Without land, and divorced from any productive resource, Māori became second-class citizens in their own land. Forced off their land, Māori had to sell their labour to the new capitalists.

Treaty Settlements – refusing to give back the land

In the modern era the Waitangi Tribunal and the settlements with the Crown have highlighted the continuing alienation of Māori land and the failings of governments to meet their obligations under the Treaty of Waitangi. The Tribunal, established in 1975, is a toothless institution, only able to enquire into claims and make recommendations but little else. Tribunal recommendations always end up like William Spain’s court in Taranaki – identifying where compensation should be paid rather than returning land.

There are a number of caveats involved in settling with the crown. The first is the requirement to gain a mandate. This is required to even begin negotiations. The process has been fraught for many iwi. The requirement of a mandate to support an anti-democratic system to accept and dispense compensation has lead to much infighting over how it should be done and who is responsible when it goes wrong. The legal terms of the settlement further entrench private property. The formation of a corporate body is required for land title.
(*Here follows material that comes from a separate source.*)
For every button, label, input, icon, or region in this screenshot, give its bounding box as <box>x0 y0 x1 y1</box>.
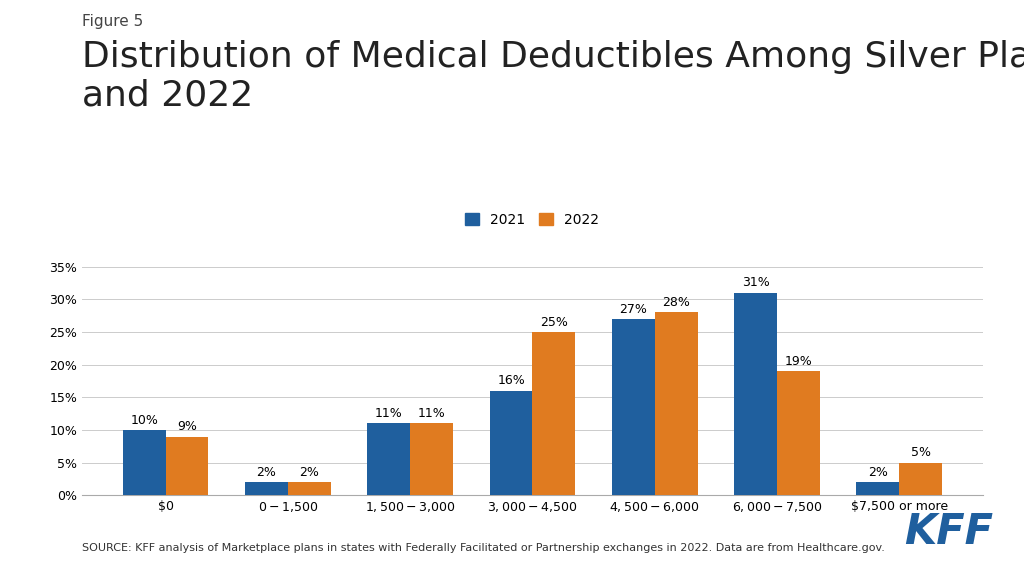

With this the concept of communal ownership has little practical meaning.

Secondly, this process engenders the recreation of class society within te ao Māori; and by entering the competitive market the developing capitalist class, by necessity, exploits its own people. In order to compete with other capitalist companies, Māori businesses, with little capital to help accumulate wealth, are forced through market competition to exploit workers in order to remain profitable. The compulsion for profit forces these companies to exploit the environment, as well as workers, to renege on the promise of kaitiakitanga, or guardianship of the land. This competition is not just between Pākeha business and iwi business but also between iwi damaging the prospects for kotahitanga (solidarity).

Thirdly, the settlements themselves are regarded in law as full and final. Iwi will not have the opportunity to redress historical grievances once a settlement has been agreed to. Indeed, the expectation of the previous National government, which ramped up settlements with iwi, was that once all settlements were completed they could disband the Waitangi Tribunal, thus removing one of the few avenues for iwi to get their modern grievances aired, such as over pollution and water rights.

Lastly, gaining compensation instead of land is like building a sand castle in front of the incoming tide. Since capitalism is a system of accumulation, wealth flows from the bottom to the top. The incumbent capitalists, whose accumulated wealth dates back to land confiscations, are better able to accumulate more wealth. The entire economic system is predicated on the exploitation and expropriation of workers and the land. Ngāti Tama lost a $14.5 million settlement within four years. Half of Tūwharetoa Māori Trust Board’s $66 million settlement went within five years.

It is important that these settlements cannot and must not be the end of the story.  The ecological and environmental catastrophe of global warming is fundamentally caused by private property. Ihumātao is a watershed moment. It represents challenging that a settlement as an end of Māori grievance. It represents the fight for whenua (land) and ecological sustainability, and it represents the fight for communal rights. It represents an essential challenge to the state, one that must be supported to look towards a future where we can effectively fight against ecological catastrophe and rampant capitalism.